Limitations and Ethical Considerations

AUTO-PSYCH's proof-of-concept is currently restricted by the bounded stimulus space and schematic nature of the subjective randomness domain. The methodology is generalizable, but adoption in more complex paradigms will require overcoming richer theoretical and design spaces. Additionally, the agent-driven models may exhibit strong numerical fits yet fail to satisfy deeper explanatory desiderata prized by human psychologists.

Automation raises risks of theory homogenization, peer-review overload, and scientific deskilling. To mitigate these, the authors advocate for judicious integration of agent systems with traditional scientific workflows, framing them as tools for augmenting—not replacing—human discovery and interpretation.

Future Directions

Potential developments include extending AUTO-PSYCH to domains with richer stimuli, developing agents capable of integrative multi-phenomena modeling, and exploring meta-scientific properties such as model explainability and interpretability.
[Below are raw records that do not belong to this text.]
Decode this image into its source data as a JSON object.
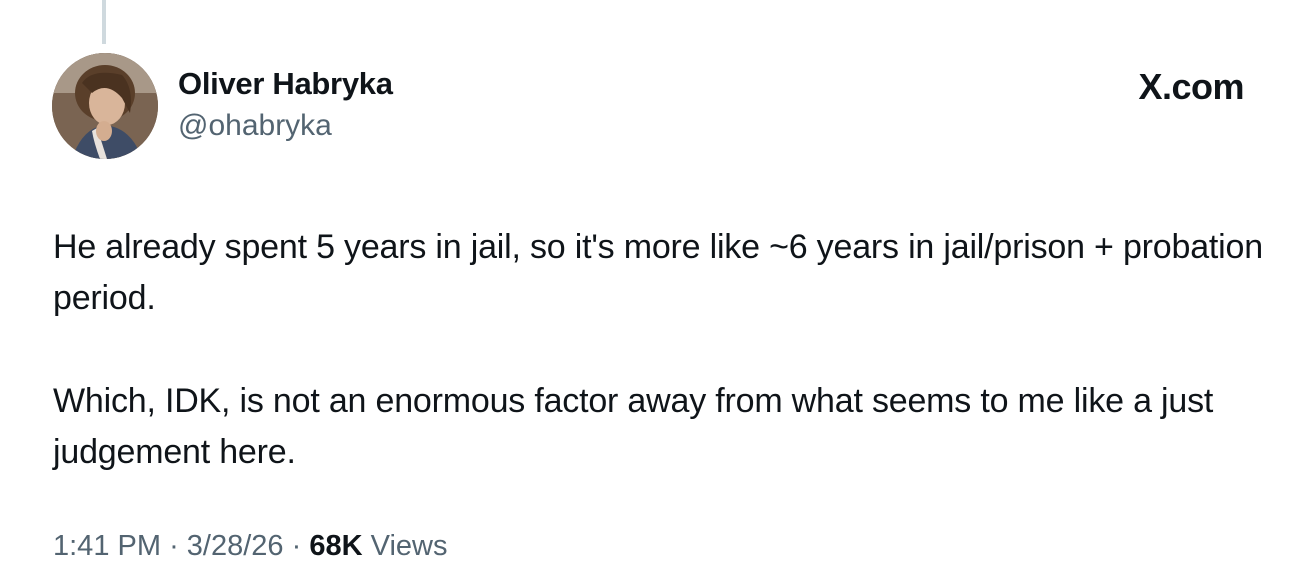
{
  "author": {
    "name": "Oliver Habryka",
    "handle": "@ohabryka"
  },
  "brand": "X.com",
  "tweet": {
    "paragraphs": [
      "He already spent 5 years in jail, so it's more like ~6 years in jail/prison + probation period.",
      "Which, IDK, is not an enormous factor away from what seems to me like a just judgement here."
    ]
  },
  "meta": {
    "time": "1:41 PM",
    "separator": "·",
    "date": "3/28/26",
    "views_count": "68K",
    "views_label": "Views"
  }
}
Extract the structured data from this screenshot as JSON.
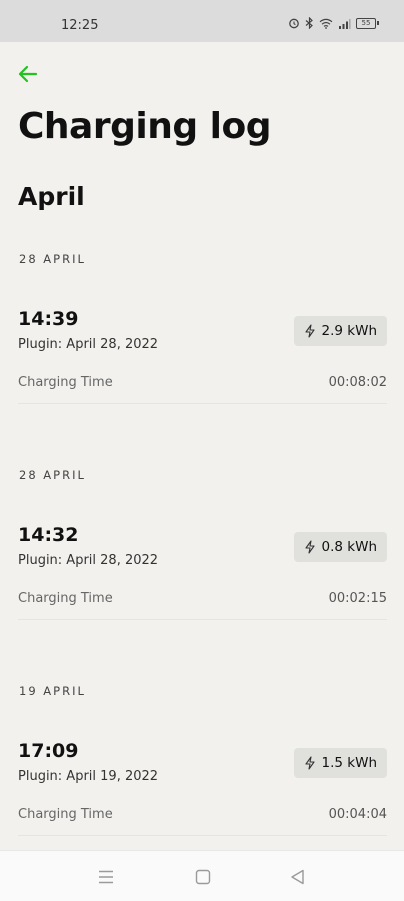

Integrating automated discovery systems into larger infrastructures could substantially accelerate hypothesis testing cycles across cognitive science and allied fields.

Conclusion

AUTO-PSYCH demonstrates robust agent-driven theory discovery, experimentation, and data-driven model refinement in computational cognitive science, establishing a new benchmark for scalable, automated scientific inquiry. Its empirical results and methodological rigor highlight both the feasibility and necessity of integrating AI agents for accelerating theory development in domains where experimentation is programmatically accessible. The framework invites broader application and critical scrutiny as the field advances toward increasing automation in scientific discovery.